Mushrooms also have a unique and versatile texture, which makes for a great addition to your minced meat.
“It’s pretty amazing — adding finely chopped Australian Mushrooms when cooking your mince (for spag bol, a burger patty or rissoles) will boost their nutritional content, while making your minced meat go further, and at the same time enhancing flavour naturally!” Dr Flavia added.
“The combination of glutamates, unique ‘hydrophobin’ proteins, and chitin, give mushrooms a savoury mouthfeel and flavour.

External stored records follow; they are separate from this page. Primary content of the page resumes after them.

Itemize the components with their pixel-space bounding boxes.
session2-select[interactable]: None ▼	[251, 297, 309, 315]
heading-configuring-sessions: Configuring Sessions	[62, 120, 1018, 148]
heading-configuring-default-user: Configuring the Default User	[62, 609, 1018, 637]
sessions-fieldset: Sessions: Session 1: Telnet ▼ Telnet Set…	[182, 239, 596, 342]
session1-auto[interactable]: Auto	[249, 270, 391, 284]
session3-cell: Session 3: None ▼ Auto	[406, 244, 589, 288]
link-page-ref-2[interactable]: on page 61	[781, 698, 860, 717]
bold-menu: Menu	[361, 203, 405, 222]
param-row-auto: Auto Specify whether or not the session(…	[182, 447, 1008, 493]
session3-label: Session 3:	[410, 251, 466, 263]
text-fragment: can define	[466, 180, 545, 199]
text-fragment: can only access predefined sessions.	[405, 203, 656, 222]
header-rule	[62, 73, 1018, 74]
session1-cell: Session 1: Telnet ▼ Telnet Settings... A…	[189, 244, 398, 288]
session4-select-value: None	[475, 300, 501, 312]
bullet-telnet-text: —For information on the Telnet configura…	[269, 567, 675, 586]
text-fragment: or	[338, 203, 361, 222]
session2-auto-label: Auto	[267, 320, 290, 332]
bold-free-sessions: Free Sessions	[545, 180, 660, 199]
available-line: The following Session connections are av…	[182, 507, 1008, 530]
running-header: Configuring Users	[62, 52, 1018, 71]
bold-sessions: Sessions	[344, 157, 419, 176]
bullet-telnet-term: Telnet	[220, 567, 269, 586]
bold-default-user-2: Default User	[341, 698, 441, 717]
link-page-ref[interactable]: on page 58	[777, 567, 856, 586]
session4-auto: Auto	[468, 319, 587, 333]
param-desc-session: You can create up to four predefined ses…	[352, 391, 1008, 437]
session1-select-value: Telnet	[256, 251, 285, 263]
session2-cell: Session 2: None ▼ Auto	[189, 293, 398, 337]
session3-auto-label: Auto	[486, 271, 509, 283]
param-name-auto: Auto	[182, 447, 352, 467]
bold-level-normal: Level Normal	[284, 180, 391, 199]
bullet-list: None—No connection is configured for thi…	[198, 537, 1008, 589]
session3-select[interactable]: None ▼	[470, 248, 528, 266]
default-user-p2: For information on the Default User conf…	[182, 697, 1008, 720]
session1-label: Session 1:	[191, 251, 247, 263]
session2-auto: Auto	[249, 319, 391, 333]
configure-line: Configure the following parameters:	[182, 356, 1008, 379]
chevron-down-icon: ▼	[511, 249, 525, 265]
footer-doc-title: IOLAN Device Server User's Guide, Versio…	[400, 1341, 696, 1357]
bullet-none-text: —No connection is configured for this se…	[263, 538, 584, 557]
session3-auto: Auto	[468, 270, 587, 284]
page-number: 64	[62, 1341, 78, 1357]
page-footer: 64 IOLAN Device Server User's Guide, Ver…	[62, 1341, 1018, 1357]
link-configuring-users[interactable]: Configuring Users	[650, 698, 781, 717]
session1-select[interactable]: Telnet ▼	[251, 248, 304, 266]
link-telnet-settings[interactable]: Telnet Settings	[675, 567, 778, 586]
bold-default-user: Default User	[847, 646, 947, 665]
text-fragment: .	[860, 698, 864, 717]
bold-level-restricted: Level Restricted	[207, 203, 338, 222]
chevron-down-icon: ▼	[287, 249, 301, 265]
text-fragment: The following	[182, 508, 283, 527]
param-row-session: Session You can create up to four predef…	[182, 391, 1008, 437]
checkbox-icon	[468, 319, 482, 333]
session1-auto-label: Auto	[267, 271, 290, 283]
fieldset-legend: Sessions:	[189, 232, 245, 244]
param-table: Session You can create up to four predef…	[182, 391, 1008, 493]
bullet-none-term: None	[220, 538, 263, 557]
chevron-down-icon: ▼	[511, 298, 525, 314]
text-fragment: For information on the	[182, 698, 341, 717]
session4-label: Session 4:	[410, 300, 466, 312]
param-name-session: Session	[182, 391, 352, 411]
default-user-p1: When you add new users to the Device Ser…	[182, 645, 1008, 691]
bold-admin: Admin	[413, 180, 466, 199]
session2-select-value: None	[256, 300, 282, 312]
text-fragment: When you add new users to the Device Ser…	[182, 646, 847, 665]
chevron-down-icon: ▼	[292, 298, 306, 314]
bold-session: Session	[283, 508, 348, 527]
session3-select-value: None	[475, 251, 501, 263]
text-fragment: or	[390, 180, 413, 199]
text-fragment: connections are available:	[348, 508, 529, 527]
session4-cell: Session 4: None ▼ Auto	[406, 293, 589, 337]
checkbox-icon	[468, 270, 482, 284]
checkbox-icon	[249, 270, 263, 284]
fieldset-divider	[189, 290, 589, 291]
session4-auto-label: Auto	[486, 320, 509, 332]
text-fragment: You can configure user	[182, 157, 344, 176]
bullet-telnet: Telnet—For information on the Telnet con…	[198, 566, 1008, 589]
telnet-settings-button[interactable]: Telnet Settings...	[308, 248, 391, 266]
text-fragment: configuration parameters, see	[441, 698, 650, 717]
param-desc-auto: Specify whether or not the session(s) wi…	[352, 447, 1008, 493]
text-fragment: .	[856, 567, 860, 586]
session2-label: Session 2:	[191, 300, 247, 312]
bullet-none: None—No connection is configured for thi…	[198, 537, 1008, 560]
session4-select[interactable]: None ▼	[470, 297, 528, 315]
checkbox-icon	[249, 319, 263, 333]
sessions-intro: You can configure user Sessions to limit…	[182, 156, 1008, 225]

Research has shown that substituting meat with mushrooms in mince dishes has similar palatability and acceptability with less kilojoules, sodium and saturated fat. There are lots of tasty recipes on the Australian Mushroom website, which will help you pair your mushies to perfection.”
So How Many Mushrooms Is Too Many Mushrooms?
Since mushrooms can be used as an alternative to salt, you can add them to your meals to naturally flavour your dishes. But how often should you be doing this? According to Dr Flavia, “the answer is always as often as you enjoy them!”
“Australian Mushrooms are super accessible and versatile. They make a great addition to your meals if you’re looking to naturally enhance flavour (due to their natural ‘umami’ or savoury flavour), and at the same time, it boosts the nutrients in your meal and they are low in kilojoules,” she said.
“How many mushies you add to your meals is down to your taste preference. If you’re wanting to know what the science says, then having about 100g (or three cup mushrooms or five button mushrooms) provides several nutrients that our bodies need every day.”